Nimki (Sharmila Tagore) is the mortar that holds her fragile family together. She looks after her younger sisters, the mute, sweet Meethu (Shabana Azmi) and spirited Chinki (Kiran Vairale). Together the three sisters care for their aging Amma (Waheeda Rehman), a troubled, frail woman bordering on senile dementia. Geru (Sanjeev Kumar), an itinerant construction hauler in the family's village for a brief contract, rents a room from the family, and before long bonds of friendship and even love develop between Geru and each of these women.
Namkeen unflinchingly delivers the raw hardship of village life for a family of women living without a man. The men of Namkeen are rootless wanderers; Geru's job takes him from town to town, and even the three women's father Kishenlal leads a traveling dance troupe that only rarely passes through the village. The women are rooted to the village but that rooting is their downfall. Amma scrapes and sells cow dung to get by, but fertilizes nothing within her own household; her daughters take on the rough physical labor of pounding spices, a quintissential domestic chore, but the spices are for other people to cook with. Geru's fellow construction workers, as they come and go, pause to harass and badmouth the women. Only Geru forms a connection, and even his is mercurial, expiring with his contract.

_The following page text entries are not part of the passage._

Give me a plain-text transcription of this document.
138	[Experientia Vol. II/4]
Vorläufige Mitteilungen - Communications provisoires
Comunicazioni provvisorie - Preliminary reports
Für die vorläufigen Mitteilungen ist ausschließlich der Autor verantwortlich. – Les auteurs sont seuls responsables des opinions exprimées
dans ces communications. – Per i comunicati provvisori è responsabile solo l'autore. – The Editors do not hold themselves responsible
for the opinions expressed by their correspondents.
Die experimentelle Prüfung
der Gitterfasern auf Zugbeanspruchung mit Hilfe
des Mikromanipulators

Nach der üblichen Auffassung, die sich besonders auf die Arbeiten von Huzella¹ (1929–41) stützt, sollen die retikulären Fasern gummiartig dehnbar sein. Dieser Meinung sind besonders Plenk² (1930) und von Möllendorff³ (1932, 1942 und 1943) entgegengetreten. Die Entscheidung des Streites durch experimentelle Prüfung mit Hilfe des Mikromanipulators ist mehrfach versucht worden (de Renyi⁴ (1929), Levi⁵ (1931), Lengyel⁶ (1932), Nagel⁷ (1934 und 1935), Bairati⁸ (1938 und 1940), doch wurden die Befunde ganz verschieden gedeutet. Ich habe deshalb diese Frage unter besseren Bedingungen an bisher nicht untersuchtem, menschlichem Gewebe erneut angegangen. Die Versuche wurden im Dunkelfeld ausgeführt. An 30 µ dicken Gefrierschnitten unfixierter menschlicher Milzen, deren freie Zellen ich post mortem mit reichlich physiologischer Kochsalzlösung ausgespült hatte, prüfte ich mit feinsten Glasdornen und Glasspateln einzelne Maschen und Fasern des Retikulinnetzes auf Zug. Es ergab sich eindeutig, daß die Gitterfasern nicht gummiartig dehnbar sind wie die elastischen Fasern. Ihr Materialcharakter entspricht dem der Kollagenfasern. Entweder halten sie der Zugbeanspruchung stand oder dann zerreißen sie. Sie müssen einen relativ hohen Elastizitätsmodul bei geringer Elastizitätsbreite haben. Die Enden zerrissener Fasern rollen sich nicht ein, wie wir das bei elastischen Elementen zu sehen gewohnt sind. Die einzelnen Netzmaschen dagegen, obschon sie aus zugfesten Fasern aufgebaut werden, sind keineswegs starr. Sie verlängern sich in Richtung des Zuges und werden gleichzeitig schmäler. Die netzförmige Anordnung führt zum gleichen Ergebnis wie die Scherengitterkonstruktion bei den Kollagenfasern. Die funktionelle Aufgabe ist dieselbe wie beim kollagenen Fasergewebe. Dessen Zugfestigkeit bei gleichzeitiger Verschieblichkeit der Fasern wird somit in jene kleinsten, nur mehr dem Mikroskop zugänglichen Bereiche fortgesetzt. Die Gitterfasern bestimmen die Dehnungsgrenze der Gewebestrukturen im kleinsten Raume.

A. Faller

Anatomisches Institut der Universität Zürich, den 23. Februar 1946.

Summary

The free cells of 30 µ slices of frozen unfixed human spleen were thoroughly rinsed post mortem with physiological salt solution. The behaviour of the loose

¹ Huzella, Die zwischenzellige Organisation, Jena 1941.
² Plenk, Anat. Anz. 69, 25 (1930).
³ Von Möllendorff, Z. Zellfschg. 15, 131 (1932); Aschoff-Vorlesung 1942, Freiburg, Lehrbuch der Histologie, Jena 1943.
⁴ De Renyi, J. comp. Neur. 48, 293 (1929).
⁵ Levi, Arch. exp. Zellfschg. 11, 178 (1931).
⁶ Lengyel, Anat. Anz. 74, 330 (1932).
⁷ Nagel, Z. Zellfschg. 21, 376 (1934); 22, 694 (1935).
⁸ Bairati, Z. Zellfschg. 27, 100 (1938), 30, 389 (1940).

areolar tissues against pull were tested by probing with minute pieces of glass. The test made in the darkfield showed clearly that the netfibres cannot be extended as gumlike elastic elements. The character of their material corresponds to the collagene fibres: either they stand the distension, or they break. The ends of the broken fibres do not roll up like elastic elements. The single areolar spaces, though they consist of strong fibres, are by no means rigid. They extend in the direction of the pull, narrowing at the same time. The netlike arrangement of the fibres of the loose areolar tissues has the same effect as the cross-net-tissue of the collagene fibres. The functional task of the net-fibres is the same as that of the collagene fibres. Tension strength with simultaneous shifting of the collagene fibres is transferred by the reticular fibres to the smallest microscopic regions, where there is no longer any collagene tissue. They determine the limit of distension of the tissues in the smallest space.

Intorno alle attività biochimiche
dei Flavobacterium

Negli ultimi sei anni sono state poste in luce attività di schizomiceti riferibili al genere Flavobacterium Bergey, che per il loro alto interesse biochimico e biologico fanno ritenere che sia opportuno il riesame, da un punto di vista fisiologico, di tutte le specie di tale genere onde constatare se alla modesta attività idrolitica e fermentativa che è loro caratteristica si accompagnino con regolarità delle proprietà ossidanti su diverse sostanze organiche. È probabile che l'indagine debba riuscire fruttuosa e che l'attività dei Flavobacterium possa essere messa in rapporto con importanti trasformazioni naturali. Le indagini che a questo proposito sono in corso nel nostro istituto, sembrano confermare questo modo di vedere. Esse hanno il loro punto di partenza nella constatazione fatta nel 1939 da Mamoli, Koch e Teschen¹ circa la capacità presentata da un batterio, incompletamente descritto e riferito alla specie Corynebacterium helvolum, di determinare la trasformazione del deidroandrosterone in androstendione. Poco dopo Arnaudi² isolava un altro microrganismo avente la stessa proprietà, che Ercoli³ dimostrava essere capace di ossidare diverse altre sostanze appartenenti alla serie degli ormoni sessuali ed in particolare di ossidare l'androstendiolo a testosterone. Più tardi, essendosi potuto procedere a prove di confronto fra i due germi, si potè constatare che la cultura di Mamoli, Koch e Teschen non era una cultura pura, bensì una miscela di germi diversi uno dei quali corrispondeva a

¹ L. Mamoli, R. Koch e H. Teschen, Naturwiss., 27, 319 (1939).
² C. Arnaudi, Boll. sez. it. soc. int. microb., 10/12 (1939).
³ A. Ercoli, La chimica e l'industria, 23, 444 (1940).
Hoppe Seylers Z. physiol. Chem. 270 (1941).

Each woman frames her own escape from these strangling roots. Meethu's youthful escape is into poetry, which gives her some joy, but her muteness renders this joy solitary. And it is inadequate as she outgrows the naïveté of youth; her ultimate escape is only through madness and death. Chinki's departure appears on the surface more voluntary - she flees to join her father's dance troupe - but there are hints of abuse and coercion in Amma's wild fear of him, which solidify with Chinki's transformation into hard bitterness after joining the troupe.

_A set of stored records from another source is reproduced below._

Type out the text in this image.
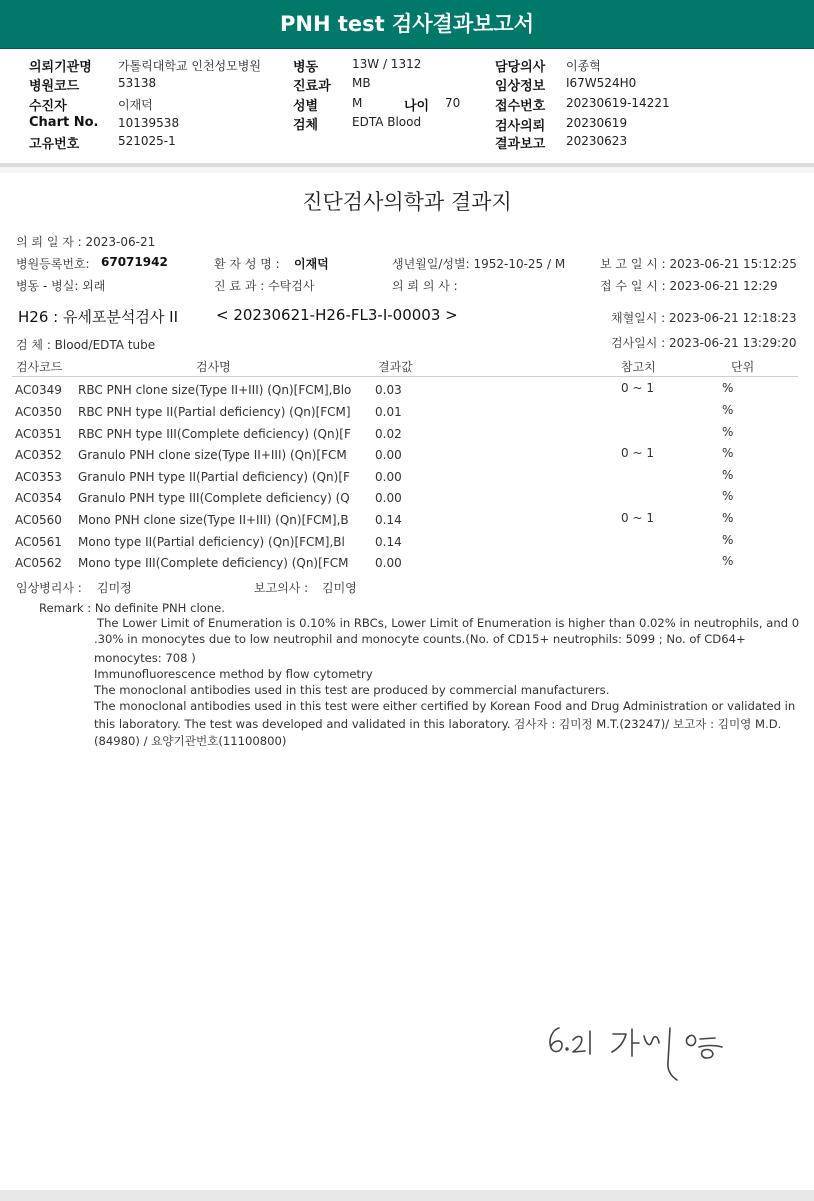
PNH test 검사결과보고서
의뢰기관명 가톨릭대학교 인천성모병원
병원코드	53138
수진자	이재덕
Chart No. 10139538
고유번호	521025-1
병동	13W / 1312
진료과 MB
성별	M	나이 70
검체	EDTA Blood
담당의사 이종혁
임상정보 I67W524H0
접수번호 20230619-14221
검사의뢰 20230619
결과보고 20230623
진단검사의학과 결과지
의 뢰 일 자 : 2023-06-21
병원등록번호: 67071942	환 자 성 명 : 이재덕	생년월일/성별: 1952-10-25 / M	보 고 일 시 : 2023-06-21 15:12:25
병동 - 병실: 외래	진 료 과 : 수탁검사	의 뢰 의 사 :	접 수 일 시 : 2023-06-21 12:29
H26 : 유세포분석검사 II	< 20230621-H26-FL3-I-00003 >	채혈일시 : 2023-06-21 12:18:23
검 체 : Blood/EDTA tube	검사일시 : 2023-06-21 13:29:20
검사코드	검사명	결과값	참고치	단위
AC0349 RBC PNH clone size(Type II+III) (Qn)[FCM],Blo 0.03	0 ~ 1	%
AC0350 RBC PNH type II(Partial deficiency) (Qn)[FCM] 0.01	%
AC0351 RBC PNH type III(Complete deficiency) (Qn)[F 0.02	%
AC0352 Granulo PNH clone size(Type II+III) (Qn)[FCM 0.00	0 ~ 1	%
AC0353 Granulo PNH type II(Partial deficiency) (Qn)[F 0.00	%
AC0354 Granulo PNH type III(Complete deficiency) (Q 0.00	%
AC0560 Mono PNH clone size(Type II+III) (Qn)[FCM],B 0.14	0 ~ 1	%
AC0561 Mono type II(Partial deficiency) (Qn)[FCM],Bl	0.14	%
AC0562 Mono type III(Complete deficiency) (Qn)[FCM 0.00	%
임상병리사 : 김미정	보고의사 : 김미영
Remark : No definite PNH clone.
The Lower Limit of Enumeration is 0.10% in RBCs, Lower Limit of Enumeration is higher than 0.02% in neutrophils, and 0
.30% in monocytes due to low neutrophil and monocyte counts.(No. of CD15+ neutrophils: 5099 ; No. of CD64+
monocytes: 708 )
Immunofluorescence method by flow cytometry
The monoclonal antibodies used in this test are produced by commercial manufacturers.
The monoclonal antibodies used in this test were either certified by Korean Food and Drug Administration or validated in
this laboratory. The test was developed and validated in this laboratory. 검사자 : 김미정 M.T.(23247)/ 보고자 : 김미영 M.D.
(84980) / 요양기관번호(11100800)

Nimki, though, finds no escape. She makes relentless sacrifices for the family. When Geru shows interest in marrying her, she first tries to deflect his interest to Meethu, willing to pass her own chance for escape on to her sister. Then Nimki refuses Geru outright, insisting that she cannot leave her mother and sisters behind. I read that Rekha was originally cast in the role of Nimki, replaced by Sharmila Tagore at some point in production. I am very glad this change happened. With any other actor, Namkeen would have been a straightforward, sad tale of the hardships of village life for women. The casting of Sharmila elevates it into commentary on her canonical mother-goddess roles; it makes the reference, comparison, and contrast explicit. Unlike Sharmila Tagore's other long-suffering goddesses, Nimki's self-conscious sacrifice does not bring apotheosis. Nimki loses everything, and her endurance is rewarded with almost nothing. Only a chance encounter that drives Geru back to the village rescues Nimki from utter loneliness and obscurity. Although Geru saves Nimki from an utterly tragic ending, their salty-sweet reunion has the air of a narrow escape, not the inevitable due of a sanctified mother goddess. Namkeen's is a more balanced look at life's suffering, more real and less allegorical, than the almost religious fables of movies like Amar prem and Aradhana.

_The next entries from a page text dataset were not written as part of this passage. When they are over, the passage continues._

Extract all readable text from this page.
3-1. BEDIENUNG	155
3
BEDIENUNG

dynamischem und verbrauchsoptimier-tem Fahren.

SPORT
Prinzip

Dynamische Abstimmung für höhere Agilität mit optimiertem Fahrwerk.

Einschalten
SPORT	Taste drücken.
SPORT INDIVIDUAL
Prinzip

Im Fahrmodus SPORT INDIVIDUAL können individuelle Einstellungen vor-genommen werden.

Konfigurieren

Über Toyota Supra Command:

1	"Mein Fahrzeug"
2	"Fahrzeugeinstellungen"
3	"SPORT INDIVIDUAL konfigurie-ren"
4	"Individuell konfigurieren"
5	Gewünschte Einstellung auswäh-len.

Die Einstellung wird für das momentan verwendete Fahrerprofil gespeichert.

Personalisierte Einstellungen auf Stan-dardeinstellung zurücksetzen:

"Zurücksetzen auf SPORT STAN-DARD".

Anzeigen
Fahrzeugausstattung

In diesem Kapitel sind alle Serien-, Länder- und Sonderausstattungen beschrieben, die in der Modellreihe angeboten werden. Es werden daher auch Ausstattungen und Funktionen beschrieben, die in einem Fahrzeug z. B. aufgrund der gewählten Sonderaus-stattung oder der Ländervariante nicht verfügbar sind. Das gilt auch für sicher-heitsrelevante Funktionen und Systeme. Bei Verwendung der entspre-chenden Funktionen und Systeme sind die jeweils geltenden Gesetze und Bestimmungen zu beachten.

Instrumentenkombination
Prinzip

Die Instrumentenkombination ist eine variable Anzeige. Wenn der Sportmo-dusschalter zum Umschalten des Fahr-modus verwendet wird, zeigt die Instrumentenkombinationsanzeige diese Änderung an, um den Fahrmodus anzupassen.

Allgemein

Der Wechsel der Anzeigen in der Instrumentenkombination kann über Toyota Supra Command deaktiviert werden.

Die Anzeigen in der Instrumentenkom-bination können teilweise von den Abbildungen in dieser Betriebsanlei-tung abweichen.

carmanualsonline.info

The beauty of Namkeen as a film comes through in its quiet use of detail to convey relationships and themes with subtlety. Amma's anxiety and confusion, Meethu and Chinki's sense of humor, Nimki's grounding competence are all illustrated by gentle domestic vignettes that are thoroughly engaging. In early scenes, Geru struggles grumpily to adjust to the raw simplicity of life in Amma's home while the sisters look on in amusement, able to help but declining to offer. At first Geru thinks basic hospitality and necessities are not forthcoming, until Nimki arrives and puts everything in order. Geru's growing affection for the sisters, too, is gently portrayed, in an outstanding performance of Sanjeev Kumar, one with a low center of gravity that is nevertheless not overly heavy, and reminds me once again why he is my favorite male actor in Hindi movies.
Indeed every note in Namkeen is perfectly struck, from Chinki's wry smiles to Amma's crooked spectacles to Nimki's resigned labor. The dust of the village fills the camera but never obscures the colors of village life. It is simply a beautiful movie, presenting the balanced flavors of life that blend and interact to build complexity from simplicity. Part tangy, part salty, part sweet.